Epoch Cafe is dead to me.  Dead.  Choked on an muffin, blue in the corner, eyes bulging out of their sockets dead to me.

I tried.  God knows I tried to like this place.  My building even gets a 10% discount at Epoch, and it’s the closest cafe on a Sunday morning when putting on a cap and running downstairs for a coffee and an English muffin should be easier than making breakfast at home.

I used to give a place one shot.  Just one.  Make me happy and I’m loyal.  Make me sad and I’ll never set foot inside your establishment.  Piss me off and I’ll burn the fucking place down.  OK, not really.  In my mind I show up with gasoline, a match and an evil laugh.
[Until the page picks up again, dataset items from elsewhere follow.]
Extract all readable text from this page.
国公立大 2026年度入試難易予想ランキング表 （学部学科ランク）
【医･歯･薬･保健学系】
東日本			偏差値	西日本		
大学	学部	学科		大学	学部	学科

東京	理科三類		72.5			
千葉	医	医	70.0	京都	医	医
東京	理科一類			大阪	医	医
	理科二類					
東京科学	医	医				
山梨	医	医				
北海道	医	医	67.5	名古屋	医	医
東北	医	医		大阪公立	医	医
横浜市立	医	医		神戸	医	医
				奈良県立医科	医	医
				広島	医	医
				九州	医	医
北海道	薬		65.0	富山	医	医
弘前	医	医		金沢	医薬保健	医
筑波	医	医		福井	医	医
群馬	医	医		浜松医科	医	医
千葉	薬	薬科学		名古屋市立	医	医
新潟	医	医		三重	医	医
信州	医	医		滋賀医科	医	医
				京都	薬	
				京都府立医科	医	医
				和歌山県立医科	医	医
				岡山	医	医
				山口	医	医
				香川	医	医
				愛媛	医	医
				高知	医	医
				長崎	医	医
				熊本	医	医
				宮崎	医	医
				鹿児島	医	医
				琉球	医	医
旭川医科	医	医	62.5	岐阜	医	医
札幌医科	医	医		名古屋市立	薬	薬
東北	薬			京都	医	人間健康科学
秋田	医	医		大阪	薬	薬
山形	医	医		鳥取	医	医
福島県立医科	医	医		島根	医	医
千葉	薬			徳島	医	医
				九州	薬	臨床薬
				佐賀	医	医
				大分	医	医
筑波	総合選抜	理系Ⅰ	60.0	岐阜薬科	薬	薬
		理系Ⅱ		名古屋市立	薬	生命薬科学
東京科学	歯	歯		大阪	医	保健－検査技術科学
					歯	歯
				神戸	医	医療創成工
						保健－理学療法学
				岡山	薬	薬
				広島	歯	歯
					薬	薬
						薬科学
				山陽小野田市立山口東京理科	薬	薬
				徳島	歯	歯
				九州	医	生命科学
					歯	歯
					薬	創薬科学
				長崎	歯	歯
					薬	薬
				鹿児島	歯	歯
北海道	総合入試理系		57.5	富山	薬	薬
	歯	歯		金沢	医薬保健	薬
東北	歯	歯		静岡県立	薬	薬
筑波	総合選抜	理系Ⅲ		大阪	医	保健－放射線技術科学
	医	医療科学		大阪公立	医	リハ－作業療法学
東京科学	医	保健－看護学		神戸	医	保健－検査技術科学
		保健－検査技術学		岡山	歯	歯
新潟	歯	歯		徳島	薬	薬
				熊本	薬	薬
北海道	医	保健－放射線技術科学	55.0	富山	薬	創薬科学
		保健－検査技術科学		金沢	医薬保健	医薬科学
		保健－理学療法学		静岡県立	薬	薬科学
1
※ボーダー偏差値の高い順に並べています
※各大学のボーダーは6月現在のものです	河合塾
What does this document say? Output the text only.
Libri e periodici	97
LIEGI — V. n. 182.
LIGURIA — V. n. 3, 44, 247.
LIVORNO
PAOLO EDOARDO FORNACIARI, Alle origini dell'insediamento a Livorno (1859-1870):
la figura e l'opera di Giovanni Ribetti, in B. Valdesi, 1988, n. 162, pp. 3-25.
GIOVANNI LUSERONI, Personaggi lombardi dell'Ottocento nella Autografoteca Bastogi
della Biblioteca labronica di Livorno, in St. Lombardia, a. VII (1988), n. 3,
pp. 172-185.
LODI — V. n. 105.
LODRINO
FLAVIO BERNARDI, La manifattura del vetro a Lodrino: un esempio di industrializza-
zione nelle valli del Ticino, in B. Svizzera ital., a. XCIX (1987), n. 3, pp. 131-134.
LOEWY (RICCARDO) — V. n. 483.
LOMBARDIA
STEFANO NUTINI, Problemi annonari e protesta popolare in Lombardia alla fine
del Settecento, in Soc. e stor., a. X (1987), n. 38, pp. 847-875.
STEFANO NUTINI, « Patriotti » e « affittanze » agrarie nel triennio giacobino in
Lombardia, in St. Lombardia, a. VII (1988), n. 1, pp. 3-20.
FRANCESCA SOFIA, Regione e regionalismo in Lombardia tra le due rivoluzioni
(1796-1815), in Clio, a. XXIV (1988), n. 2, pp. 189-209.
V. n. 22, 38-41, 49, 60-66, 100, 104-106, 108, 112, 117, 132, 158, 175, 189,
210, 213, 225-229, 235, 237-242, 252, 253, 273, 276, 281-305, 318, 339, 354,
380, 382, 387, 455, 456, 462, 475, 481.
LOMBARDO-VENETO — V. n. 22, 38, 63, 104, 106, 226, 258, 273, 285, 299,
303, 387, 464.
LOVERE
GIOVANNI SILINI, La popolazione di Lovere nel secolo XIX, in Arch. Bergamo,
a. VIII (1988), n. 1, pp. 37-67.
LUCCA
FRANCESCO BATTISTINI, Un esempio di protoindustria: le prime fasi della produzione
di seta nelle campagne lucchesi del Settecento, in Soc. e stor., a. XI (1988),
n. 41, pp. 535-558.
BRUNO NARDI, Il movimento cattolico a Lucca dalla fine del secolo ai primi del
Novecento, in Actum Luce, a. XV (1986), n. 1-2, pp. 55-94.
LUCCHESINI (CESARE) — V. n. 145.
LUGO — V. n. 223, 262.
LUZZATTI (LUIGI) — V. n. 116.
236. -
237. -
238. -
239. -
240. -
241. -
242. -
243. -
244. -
My partner has taught me, tried to teach me, not to be so critical and “mean” all the time, so I give places and “people” a second chance, another shot.  Epoch’s English muffins with scrambled eggs and spinach are quite good too.  They’re cheap even without the discount.  If the service weren’t out of a North Korean gulag, I’d be there every freakin’ morning.

But no.  I go to the nearby Pacific Coffee Shop nearly every weekday morning.  The music is Ella Fitzgerald’s and James Taylor’s love child is Norah Jones so I like the place.  Yes, it’s a ubiquitous Hong Kong chain.  Yes, I dislike chain restaurants.  Yes, I should go to someplace more ma and pa.  But Jesus, if ma and pa are drooling idiots with shark teeth, spiky hair and an open-mouthed grimace while they work the cash register, you can forget it.  I’d rather go to a chain.  Besides, I’d never actually eat inside of Epoch.  The interior is not comfy at all.  It’s Soviet Union chic with CD racks and overpriced sodas.

But Sunday was the last straw.  I waited for fifteen minutes for two lousy muffins with scrambled eggs and spinach.  My Japanese restaurant fiasco fresh on my mind, I decided it would be better not to ruin the rest of my day by turning green and shredding my clothes in public.  I did ask where my order was when a group of locals who ordered after me got their breakfast first.

Imagine my limited surprise but overwhelming anger when I got home and the order was wrong.  Ham.  Ham everywhere.  As a meat eater, I might enjoy the extra protein.  But since I don’t eat meat, I was just pissed.  Seething really.  My partner likes to defend everyone but me in any occasion where I get upset so I’ve learned over the years it’s best not to make a big deal about it.  He’ll just piss me off more by defending them.  I made  a cheese quesadilla and called it a morning.